I am using rpart to doing this desision tree.
Dataset that i use:
https://drive.google.com/open?id=1qry-4PBmiOH56y9LTGMbeCFkiHj_tmUp
Code that i use:
datatrans16 <- read.csv("C:/Users/yamzh/Desktop/datamining/SBA/datatrans16.csv")
library("rpart.plot")
myDataAnalys <- rpart(MISStatus ~ State + RevLineCr + GrAppv , data=datatrans16 ,method = "class",control=rpart.control(cp = 0.005))
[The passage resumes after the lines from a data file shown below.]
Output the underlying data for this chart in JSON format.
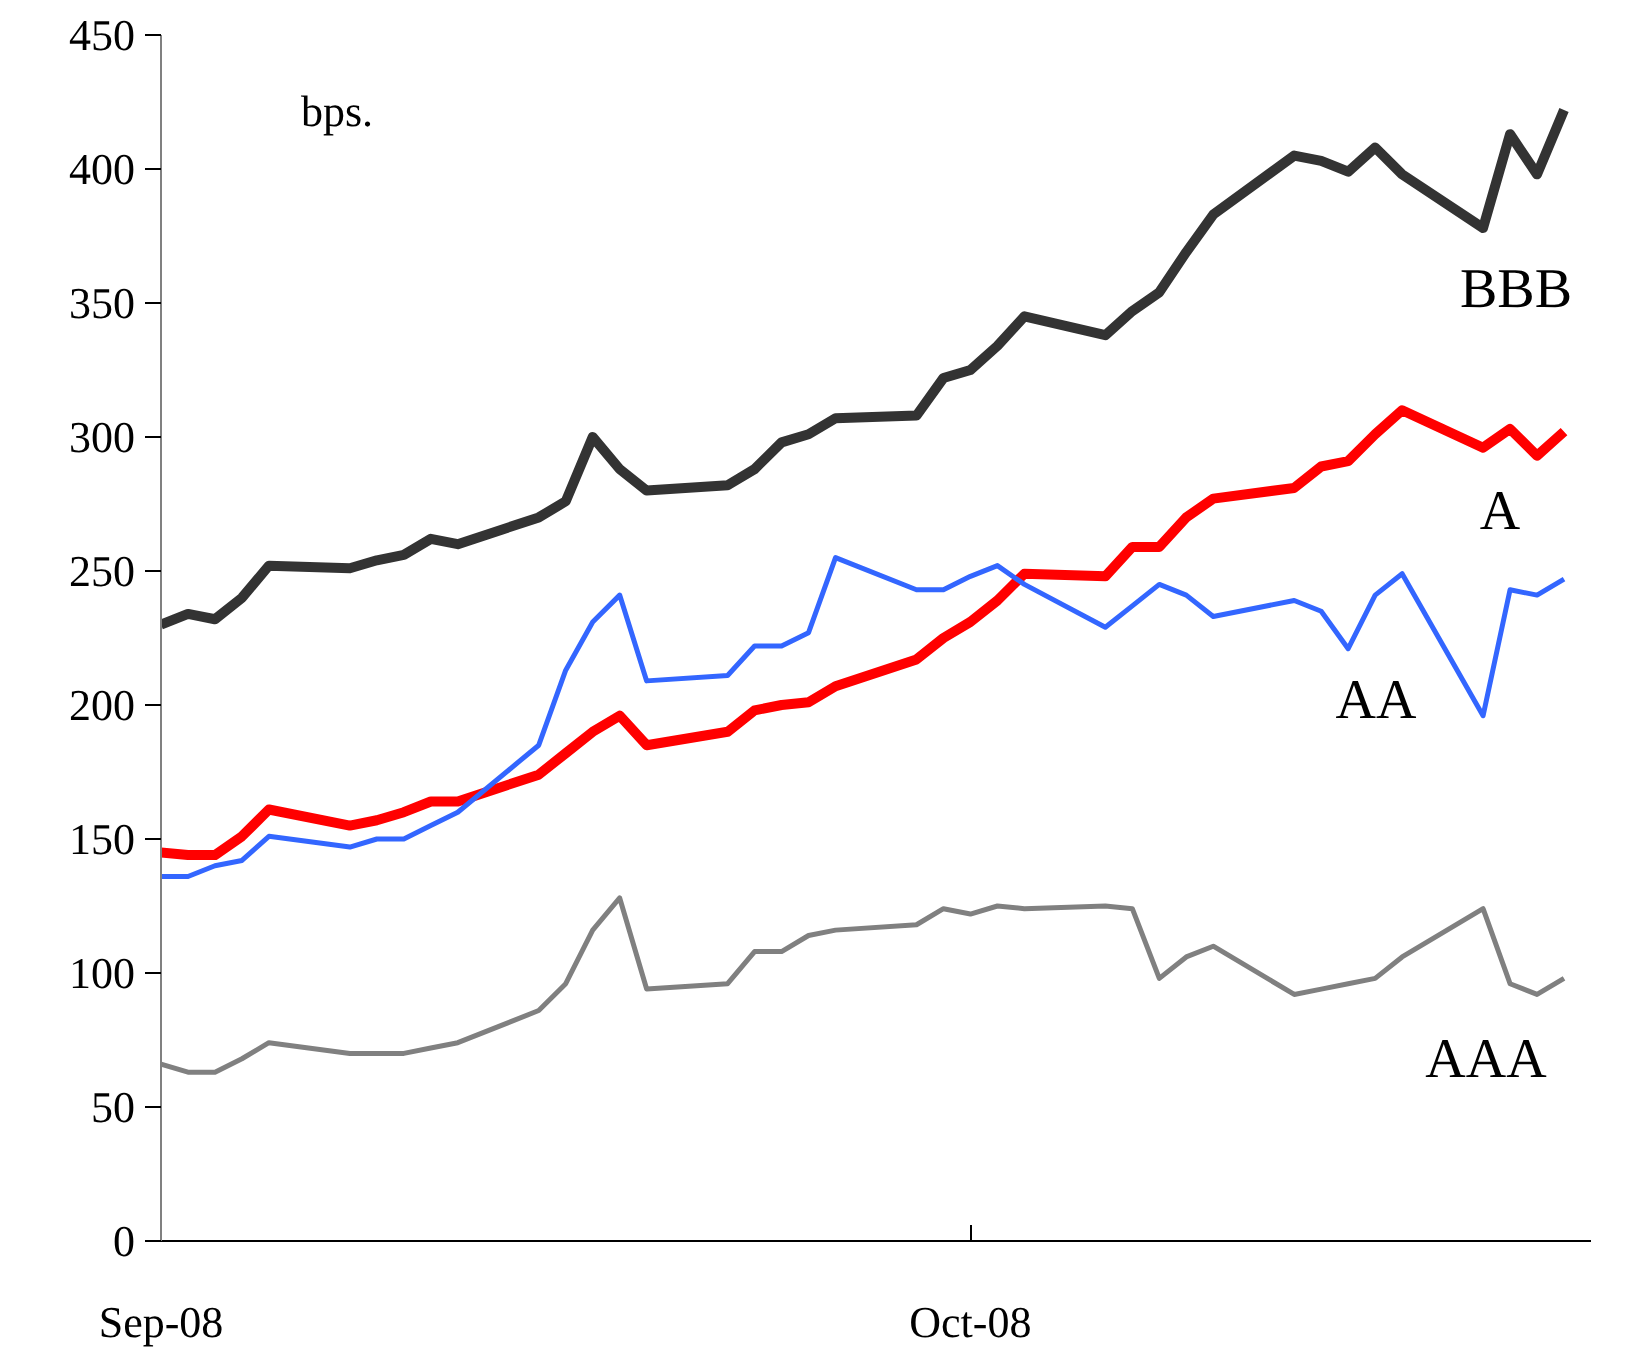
{
  "chart_data": {
    "type": "line",
    "annotations": [
      "bps."
    ],
    "x": [
      "2008-09-01",
      "2008-09-02",
      "2008-09-03",
      "2008-09-04",
      "2008-09-05",
      "2008-09-08",
      "2008-09-09",
      "2008-09-10",
      "2008-09-11",
      "2008-09-12",
      "2008-09-15",
      "2008-09-16",
      "2008-09-17",
      "2008-09-18",
      "2008-09-19",
      "2008-09-22",
      "2008-09-23",
      "2008-09-24",
      "2008-09-25",
      "2008-09-26",
      "2008-09-29",
      "2008-09-30",
      "2008-10-01",
      "2008-10-02",
      "2008-10-03",
      "2008-10-06",
      "2008-10-07",
      "2008-10-08",
      "2008-10-09",
      "2008-10-10",
      "2008-10-13",
      "2008-10-14",
      "2008-10-15",
      "2008-10-16",
      "2008-10-17",
      "2008-10-20",
      "2008-10-21",
      "2008-10-22",
      "2008-10-23"
    ],
    "series": [
      {
        "name": "BBB",
        "color": "#333333",
        "values": [
          230,
          234,
          232,
          240,
          252,
          251,
          254,
          256,
          262,
          260,
          270,
          276,
          300,
          288,
          280,
          282,
          288,
          298,
          301,
          307,
          308,
          322,
          325,
          334,
          345,
          338,
          347,
          354,
          369,
          383,
          405,
          403,
          399,
          408,
          398,
          378,
          413,
          398,
          422
        ]
      },
      {
        "name": "A",
        "color": "#ff0000",
        "values": [
          145,
          144,
          144,
          151,
          161,
          155,
          157,
          160,
          164,
          164,
          174,
          182,
          190,
          196,
          185,
          190,
          198,
          200,
          201,
          207,
          217,
          225,
          231,
          239,
          249,
          248,
          259,
          259,
          270,
          277,
          281,
          289,
          291,
          301,
          310,
          296,
          303,
          293,
          302
        ]
      },
      {
        "name": "AA",
        "color": "#3366ff",
        "values": [
          136,
          136,
          140,
          142,
          151,
          147,
          150,
          150,
          155,
          160,
          185,
          213,
          231,
          241,
          209,
          211,
          222,
          222,
          227,
          255,
          243,
          243,
          248,
          252,
          245,
          229,
          237,
          245,
          241,
          233,
          239,
          235,
          221,
          241,
          249,
          196,
          243,
          241,
          247
        ]
      },
      {
        "name": "AAA",
        "color": "#808080",
        "values": [
          66,
          63,
          63,
          68,
          74,
          70,
          70,
          70,
          72,
          74,
          86,
          96,
          116,
          128,
          94,
          96,
          108,
          108,
          114,
          116,
          118,
          124,
          122,
          125,
          124,
          125,
          124,
          98,
          106,
          110,
          92,
          94,
          96,
          98,
          106,
          124,
          96,
          92,
          98
        ]
      }
    ],
    "xlim": [
      "2008-09-01",
      "2008-10-24"
    ],
    "xticks": [
      {
        "value": "2008-09-01",
        "label": "Sep-08"
      },
      {
        "value": "2008-10-01",
        "label": "Oct-08"
      }
    ],
    "ylim": [
      0,
      450
    ],
    "yticks": [
      0,
      50,
      100,
      150,
      200,
      250,
      300,
      350,
      400,
      450
    ],
    "grid": false,
    "legend": false,
    "marker": "none",
    "line_style": "solid"
  }
}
rpart.plot(myDataAnalys,extra = 4,digit = -3)
my dicision tree plot:
https://drive.google.com/open?id=1-CX-TYOXoWHZta5v8gdNDsSk1ofPzyN1
here the question:
I need to predict who will PayInFull (P I F) and who will CHGOFF (change-off). There are 73.1% PIF and 26.9% of CHGOFF in my cvs. It mean there are 73.1 will pay in full, and 26.9% will change-off. But the plot show that [PIF .269 .731 ] in the first node
-
[PIF .269 .731 ] .269 in the left mean only 26.9% will pay in full and 73.1% people will charge off?
-
It is reverse as what i expect?
-
How can i reverse the decision tree from [PIF .269 .731 ] to [PIF .731 .269] if there is something wrong with my code?
-
Any one can help me code the desicion tree for my dataset? or how i can improve my code?